Depois de conhecer a obra de Jairo Mendes, artista controverso que morreu na cadeia após ter assassinado a esposa, um homem de classe média fica obcecado para encontrar o único filme dirigido por Jairo.

Crítica

O painel que Leandro (Fernando Alves Pinto) esboça no quadro exposto no quarto bem poderia ser um enigma, mas não é. Reflete apenas a confusão ideológica de um país assentado politicamente sobre uma ideia particular de democracia, estritamente instrumental, amplamente confusa.

O personagem de Fernando é mestrando em humanidades. Isso faz toda a diferença, pois  o ambiente em que circula confunde formação intelectual com catequização ideológica. Ao se interessar pela ditadura brasileira, momento vivenciado na pele pela mãe, Marília (Clarice Abujamra), o rapaz procura entender os resultados desse período. Fato que, convenhamos, não é simples. Em determina cena, o jovem recebe com assombro a constatação de que as mesmas pessoas que pertenceram ao grupo católico fizeram parte do partido comunista. O interesse do protagonista guia o filme de Bianchi como um grande painel da sociedade brasileira atual e a relação que esta mantém com o passado. Antes do início da sessão, o diretor fez questão de ressaltar que a obra era uma tentativa de colar os cacos da geração da qual fez parte. O enredo de Jogo das Decapitações se junta a uma série de filmes recentes sobre o tema, seja como pano de fundo, em O Ano em que Meus Pais Saíram de Férias (2006), seja diretamente, em A Memória que me Contam (2012). O jogo do título diz respeito ao filme homônimo de Jairo Mendes, censurado durante o período militar. É ao intercalar as cenas da obra de Mendes que Bianchi mais acerta, dando ao filme o grande sopro de originalidade e contundência que estará disperso e ineficaz no restante do enredo.

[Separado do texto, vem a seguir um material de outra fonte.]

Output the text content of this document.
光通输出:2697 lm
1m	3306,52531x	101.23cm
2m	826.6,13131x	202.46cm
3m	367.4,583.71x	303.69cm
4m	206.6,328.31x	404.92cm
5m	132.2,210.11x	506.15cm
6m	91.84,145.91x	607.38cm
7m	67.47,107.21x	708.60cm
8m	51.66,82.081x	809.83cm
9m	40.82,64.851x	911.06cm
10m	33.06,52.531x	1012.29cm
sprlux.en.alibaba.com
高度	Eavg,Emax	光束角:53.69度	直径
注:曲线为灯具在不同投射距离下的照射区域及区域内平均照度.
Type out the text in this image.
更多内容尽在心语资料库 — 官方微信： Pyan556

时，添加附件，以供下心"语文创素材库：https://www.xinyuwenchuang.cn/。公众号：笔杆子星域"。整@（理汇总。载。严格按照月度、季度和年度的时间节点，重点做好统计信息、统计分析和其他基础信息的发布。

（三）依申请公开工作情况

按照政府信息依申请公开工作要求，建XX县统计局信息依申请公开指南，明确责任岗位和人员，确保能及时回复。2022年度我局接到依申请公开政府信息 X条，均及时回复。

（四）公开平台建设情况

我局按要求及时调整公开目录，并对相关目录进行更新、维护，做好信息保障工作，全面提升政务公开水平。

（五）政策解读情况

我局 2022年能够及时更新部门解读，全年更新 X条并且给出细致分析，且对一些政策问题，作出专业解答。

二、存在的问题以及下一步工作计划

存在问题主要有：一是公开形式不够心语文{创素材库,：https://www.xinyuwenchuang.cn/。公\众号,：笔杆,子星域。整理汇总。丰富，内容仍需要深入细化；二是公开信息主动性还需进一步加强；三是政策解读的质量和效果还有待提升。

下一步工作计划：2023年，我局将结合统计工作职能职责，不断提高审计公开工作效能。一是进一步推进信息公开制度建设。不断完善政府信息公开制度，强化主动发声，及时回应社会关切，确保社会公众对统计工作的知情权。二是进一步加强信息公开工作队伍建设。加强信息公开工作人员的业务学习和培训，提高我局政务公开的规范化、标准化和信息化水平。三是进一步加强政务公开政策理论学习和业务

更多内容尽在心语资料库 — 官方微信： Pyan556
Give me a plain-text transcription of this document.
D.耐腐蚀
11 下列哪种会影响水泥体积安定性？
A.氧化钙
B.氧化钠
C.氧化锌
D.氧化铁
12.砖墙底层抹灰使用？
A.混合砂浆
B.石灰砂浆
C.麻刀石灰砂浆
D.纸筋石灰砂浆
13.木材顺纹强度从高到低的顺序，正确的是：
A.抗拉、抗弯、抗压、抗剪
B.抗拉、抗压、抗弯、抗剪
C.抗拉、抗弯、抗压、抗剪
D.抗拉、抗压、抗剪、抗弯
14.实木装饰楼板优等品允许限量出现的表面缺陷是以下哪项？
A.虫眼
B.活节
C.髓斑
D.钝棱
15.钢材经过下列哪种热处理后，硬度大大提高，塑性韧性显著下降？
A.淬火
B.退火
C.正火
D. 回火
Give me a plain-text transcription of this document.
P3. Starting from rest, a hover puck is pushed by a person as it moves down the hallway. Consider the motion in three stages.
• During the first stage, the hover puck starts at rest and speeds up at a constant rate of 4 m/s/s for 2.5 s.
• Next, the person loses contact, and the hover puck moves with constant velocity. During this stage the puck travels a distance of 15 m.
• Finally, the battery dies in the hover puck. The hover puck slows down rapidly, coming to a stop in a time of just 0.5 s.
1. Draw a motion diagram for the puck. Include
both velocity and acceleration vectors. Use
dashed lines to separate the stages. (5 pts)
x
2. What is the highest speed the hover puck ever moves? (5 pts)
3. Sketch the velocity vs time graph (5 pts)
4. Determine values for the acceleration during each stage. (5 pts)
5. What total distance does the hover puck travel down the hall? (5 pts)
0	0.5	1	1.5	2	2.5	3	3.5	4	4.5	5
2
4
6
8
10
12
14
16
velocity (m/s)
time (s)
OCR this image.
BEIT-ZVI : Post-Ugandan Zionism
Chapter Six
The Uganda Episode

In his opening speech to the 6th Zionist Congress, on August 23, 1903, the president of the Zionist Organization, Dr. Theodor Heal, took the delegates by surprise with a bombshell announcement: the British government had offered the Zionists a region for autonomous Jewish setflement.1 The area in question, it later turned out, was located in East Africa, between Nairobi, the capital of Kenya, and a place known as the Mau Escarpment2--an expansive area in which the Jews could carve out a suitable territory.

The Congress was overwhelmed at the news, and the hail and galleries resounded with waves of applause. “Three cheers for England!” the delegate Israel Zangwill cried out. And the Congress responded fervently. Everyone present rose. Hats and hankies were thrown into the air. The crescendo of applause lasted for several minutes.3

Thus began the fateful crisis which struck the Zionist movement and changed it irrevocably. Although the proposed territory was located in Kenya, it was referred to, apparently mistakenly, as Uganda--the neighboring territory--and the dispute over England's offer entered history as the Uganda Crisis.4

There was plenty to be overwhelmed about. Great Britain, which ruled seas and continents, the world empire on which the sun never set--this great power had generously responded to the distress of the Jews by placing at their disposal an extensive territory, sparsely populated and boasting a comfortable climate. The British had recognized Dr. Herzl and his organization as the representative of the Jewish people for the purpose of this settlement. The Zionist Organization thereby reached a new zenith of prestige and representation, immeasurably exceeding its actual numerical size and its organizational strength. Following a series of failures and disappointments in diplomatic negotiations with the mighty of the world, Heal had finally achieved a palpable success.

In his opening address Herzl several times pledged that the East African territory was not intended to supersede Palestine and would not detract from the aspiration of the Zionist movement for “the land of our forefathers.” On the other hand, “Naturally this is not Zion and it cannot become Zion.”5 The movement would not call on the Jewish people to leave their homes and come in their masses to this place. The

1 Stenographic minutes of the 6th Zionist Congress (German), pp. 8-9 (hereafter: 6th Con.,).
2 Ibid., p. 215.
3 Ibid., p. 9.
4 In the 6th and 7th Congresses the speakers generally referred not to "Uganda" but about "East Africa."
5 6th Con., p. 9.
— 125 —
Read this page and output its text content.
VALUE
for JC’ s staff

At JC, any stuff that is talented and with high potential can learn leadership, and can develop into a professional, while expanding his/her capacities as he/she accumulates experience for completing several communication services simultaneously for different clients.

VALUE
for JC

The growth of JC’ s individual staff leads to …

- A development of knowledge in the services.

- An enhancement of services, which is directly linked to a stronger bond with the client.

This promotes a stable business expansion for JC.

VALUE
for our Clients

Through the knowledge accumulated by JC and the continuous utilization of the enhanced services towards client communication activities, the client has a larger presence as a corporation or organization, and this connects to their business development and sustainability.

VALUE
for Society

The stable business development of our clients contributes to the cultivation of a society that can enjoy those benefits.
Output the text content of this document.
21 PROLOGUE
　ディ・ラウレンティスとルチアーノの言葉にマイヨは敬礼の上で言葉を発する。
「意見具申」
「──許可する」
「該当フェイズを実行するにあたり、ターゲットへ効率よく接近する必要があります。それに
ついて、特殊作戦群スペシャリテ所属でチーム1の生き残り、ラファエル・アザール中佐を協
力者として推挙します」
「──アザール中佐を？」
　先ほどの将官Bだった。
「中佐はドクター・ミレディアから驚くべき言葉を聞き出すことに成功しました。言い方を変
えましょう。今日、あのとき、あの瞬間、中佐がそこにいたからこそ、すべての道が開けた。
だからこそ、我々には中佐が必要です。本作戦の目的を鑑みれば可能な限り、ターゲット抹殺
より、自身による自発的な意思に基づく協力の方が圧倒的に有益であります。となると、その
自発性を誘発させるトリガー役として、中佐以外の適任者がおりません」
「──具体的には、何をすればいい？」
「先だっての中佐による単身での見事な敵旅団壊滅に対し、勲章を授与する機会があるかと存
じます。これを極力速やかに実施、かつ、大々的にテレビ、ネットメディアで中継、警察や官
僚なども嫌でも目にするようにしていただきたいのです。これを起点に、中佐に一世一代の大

Como o título adianta, cabeças rolarão. Sem poupar colegas de geração ou os posteriores, Bianchi ataca a todos, direita e esquerda. Uns por lucrarem com o passado, acomodados na figura de vítimas, como Marília, que instrumentaliza a dor a fim de lucrar com a ONG que mantém. Outros por serem míopes diante dos acontecimentos, como Rafael (Sílvio Guindane). Tal qual uma metralhadora giratória, o filme expõem o interstício hipócrita da sociedade brasileira, à deriva em um copo d'água, supondo que está no mar. A atualidade de Jogo das Decapitações é evidente. O clima político, o clamor por qualidade social e os debates acerca dos serviços públicos, em ebulição nos últimos meses, são parte de uma agenda que necessita, antes de tudo, de uma reflexão acerca da própria formação dos partidos e da natureza da política nacional. Em algum momento, a democracia brasileira terá de deixar o discurso de que é recente para funcionar de fato, de forma sólida e eficaz.

A cena final, em que o tranquilo Leandro extrapola seus sentimentos, tem o impacto necessário para encerrar um filme feito por e para insatisfeitos. Muitos sentirão falta de um caminho que aponte para a solução. Bianchi, porém, bem sabe que as coisas não são simples, preto no branco. Antes disso – e por isso mais sincero – Jogo das Decapitações é uma observação social, um aglutinado de perspectivas. Mas é também um sinal – a gota d'água.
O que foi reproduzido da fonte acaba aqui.